Indian manufacturing output and sales expanded at the fastest rates in three months in November led by a stronger upturn in factory orders amid cooling inflation.
The seasonally adjusted S&P Global India Manufacturing Purchasing Managers' Index (PMI) rose to 55.7 in November from 55.3 in October, highlighting the strongest improvement in operating conditions for three months. The headline figure was also above its long-run average of 53.7.
A reading above 50 indicates an overall increase in output compared to the previous month.
"India's manufacturing sector continued to perform well in November, besides heightened recession fears elsewhere and a deteriorating outlook for the global economy. It was business as usual for goods producers, who lifted production volumes to the greatest extent in three months amid impressive evidence of demand resilience. New orders and exports expanded markedly in the latest month," says Pollyanna De Lima, economics associate director at S&P Global Market Intelligence.

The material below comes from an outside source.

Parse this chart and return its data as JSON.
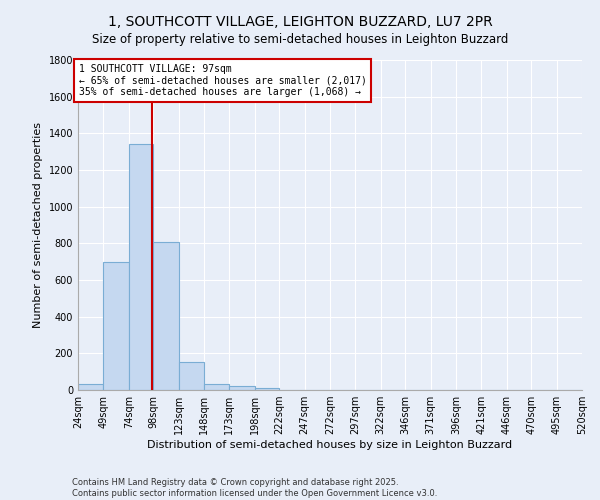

November data highlighted a 17th successive expansion in manufacturing production across India, as companies responded to ongoing increases in new work intakes, the survey says, adding that the upturn in output was sharp, above trend and the strongest since August.
Companies also reported a notable improvement in international demand for their goods, with new export orders expanding at the second-fastest pace since May, says the survey.
"Survey participants were also strongly confident in both the buoyancy of demand for their goods and their ability to further lift production in 2023. The level of positive sentiment recorded in November was the best in nearly eight years," says Lima.
Input cost inflation receded to the joint-weakest rate in 28 months, while charges rose at the slowest pace since February. "Companies were also aided by a substantial cooling of cost pressures in November, a factor that prompted them to purchase more inputs and add to their inventories," Lima adds.
New orders and production rose at quicker rates in the consumer and intermediate goods categories, with slowdowns registered at capital goods makers, says the survey.
"Companies readjusted operating capacities in line with a pick-up in sales. Employment rose solidly, and for the ninth month in a row," it adds.
Despite robust demand for inputs, the rate of cost inflation softened considerably in November. Firms reported higher prices for metals, paper and transportation but noted lower fees for other items, the survey shows.
Subdued cost pressures facilitated a slower increase in output prices. The rate of charge inflation eased to a nine-month low, and was only slight, as 92% of surveyed firms kept their fees unchanged from October.